Three to offer ZTE Android

Jonathan Morris
July 15, 2010

Chinese handset manufacturer ZTE is launching its first Android handset in the UK with operator Three, which will market the device for a prepay price of £99.99.

The co-branded ZTE Racer has a 2.8-inch touchscreen, 3.2-megapixel camera and will run the Android 2.1 operating system.

Talk time is 3.5 hours, with 200 hours standby time.

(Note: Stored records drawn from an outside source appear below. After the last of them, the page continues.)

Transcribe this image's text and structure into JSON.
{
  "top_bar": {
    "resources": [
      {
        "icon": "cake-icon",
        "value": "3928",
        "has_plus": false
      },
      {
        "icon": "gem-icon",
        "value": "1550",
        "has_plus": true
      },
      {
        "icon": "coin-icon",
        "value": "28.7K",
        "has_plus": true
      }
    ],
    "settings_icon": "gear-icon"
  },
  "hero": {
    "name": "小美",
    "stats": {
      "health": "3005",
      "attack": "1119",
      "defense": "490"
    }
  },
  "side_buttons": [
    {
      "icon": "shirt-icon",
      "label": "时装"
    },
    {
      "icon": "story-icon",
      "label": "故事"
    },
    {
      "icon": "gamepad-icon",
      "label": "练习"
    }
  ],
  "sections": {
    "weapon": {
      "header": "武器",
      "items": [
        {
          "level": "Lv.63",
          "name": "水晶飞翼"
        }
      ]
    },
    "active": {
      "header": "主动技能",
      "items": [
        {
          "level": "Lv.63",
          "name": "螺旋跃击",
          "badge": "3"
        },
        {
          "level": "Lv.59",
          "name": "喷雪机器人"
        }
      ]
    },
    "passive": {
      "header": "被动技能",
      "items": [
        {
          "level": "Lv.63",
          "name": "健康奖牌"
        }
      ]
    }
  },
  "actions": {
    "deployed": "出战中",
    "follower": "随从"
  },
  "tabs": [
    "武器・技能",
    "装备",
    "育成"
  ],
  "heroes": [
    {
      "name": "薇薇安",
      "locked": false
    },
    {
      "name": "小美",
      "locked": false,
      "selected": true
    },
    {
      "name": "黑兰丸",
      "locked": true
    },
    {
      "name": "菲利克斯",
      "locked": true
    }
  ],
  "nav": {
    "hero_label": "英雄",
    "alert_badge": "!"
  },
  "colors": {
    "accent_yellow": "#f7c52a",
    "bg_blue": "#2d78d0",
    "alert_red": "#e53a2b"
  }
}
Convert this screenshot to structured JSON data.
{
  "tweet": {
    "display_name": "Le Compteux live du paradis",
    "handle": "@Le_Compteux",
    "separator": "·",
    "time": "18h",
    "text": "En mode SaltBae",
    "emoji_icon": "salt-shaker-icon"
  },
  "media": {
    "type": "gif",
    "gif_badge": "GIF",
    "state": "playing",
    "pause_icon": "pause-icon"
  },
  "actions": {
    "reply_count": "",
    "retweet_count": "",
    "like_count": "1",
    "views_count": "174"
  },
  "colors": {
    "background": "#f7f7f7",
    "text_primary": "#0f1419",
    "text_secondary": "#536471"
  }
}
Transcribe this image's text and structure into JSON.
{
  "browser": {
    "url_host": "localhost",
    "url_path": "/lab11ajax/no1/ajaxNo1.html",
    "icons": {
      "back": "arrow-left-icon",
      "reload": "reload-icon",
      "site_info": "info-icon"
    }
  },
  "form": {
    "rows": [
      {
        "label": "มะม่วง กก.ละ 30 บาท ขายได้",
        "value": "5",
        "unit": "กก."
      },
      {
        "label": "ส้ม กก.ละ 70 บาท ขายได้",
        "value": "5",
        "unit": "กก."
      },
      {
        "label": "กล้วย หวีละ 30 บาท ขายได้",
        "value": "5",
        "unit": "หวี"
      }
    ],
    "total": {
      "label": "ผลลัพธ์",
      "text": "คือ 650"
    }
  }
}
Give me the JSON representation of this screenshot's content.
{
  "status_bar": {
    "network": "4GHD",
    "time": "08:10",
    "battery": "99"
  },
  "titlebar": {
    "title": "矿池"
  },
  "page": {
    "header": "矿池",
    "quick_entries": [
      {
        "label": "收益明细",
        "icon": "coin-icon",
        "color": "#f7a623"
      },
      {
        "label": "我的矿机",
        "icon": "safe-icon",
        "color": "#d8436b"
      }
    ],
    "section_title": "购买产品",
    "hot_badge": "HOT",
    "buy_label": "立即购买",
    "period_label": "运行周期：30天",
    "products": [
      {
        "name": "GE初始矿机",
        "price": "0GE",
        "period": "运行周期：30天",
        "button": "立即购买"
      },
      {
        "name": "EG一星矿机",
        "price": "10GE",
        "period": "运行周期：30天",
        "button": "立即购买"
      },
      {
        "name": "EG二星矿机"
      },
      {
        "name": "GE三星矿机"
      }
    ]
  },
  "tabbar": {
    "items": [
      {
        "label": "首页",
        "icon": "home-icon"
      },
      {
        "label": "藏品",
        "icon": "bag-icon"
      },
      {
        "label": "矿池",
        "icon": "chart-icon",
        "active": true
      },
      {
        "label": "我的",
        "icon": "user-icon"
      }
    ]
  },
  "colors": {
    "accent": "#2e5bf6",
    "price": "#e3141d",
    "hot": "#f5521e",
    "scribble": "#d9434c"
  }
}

For connectivity, the phone is Bluetooth, GPS and Wi-Fi enabled, as well as having the now almost obligatory 3.5mm headphone socket.

Memory wise, it has an internal capacity of 256MB, but a 2GB memory card is supplied in the box.

Three will offer the ZTE Racer from only £13 a month on a 24-month contract, as well as for under £100 pay-as-you-go.

You can get the ZTE Racer now on the Three website, and it will be available through Three’s usual high street channels, including Argos.

Three’s head of internet services David Kerrigan said: “It’s going to be a huge milestone for us delivering a genuine 3G smartphone for a £99.99 prepay price point.

“The price point means that the experience of Android, touchscreen functionality is available to an incredibly wide audience, much wider than we’ve been able to deliver it to before.

“Making an Android device affordable is a big breakthrough for us.”

ZTE UK director of mobile device operations Wu Sa said the fact the phone will operate on the Android 2.1, not 2.2, operating system is to the customer’s benefit as it enables a premium smartphone experience at an affordable price.

He said: “The key things is not necessarily to capture the latest technology but in giving an affordable premium internet user experience to the wider public.

“This is the key, rather than having the latest technology.”

What Mobile got its hands on a ZTE Racer, and can’t grumble for what you get for an Android smartphone priced under £100. At only 100g, it’s not the heaviest phone out there. It also isn’t the ugliest phone we’ve seen, but it won’t be wining any beauty contests neither.

As for the interface, we found the resistive (not capacitive) screen a little harder to use than we would have liked, particularly when attempting to scroll through the icon list. But other than that, it was pretty responsive and easy to use.

Overall, the ZTE Racer does what it says on the tin, and offers consumers a decent phone at a knock-down price.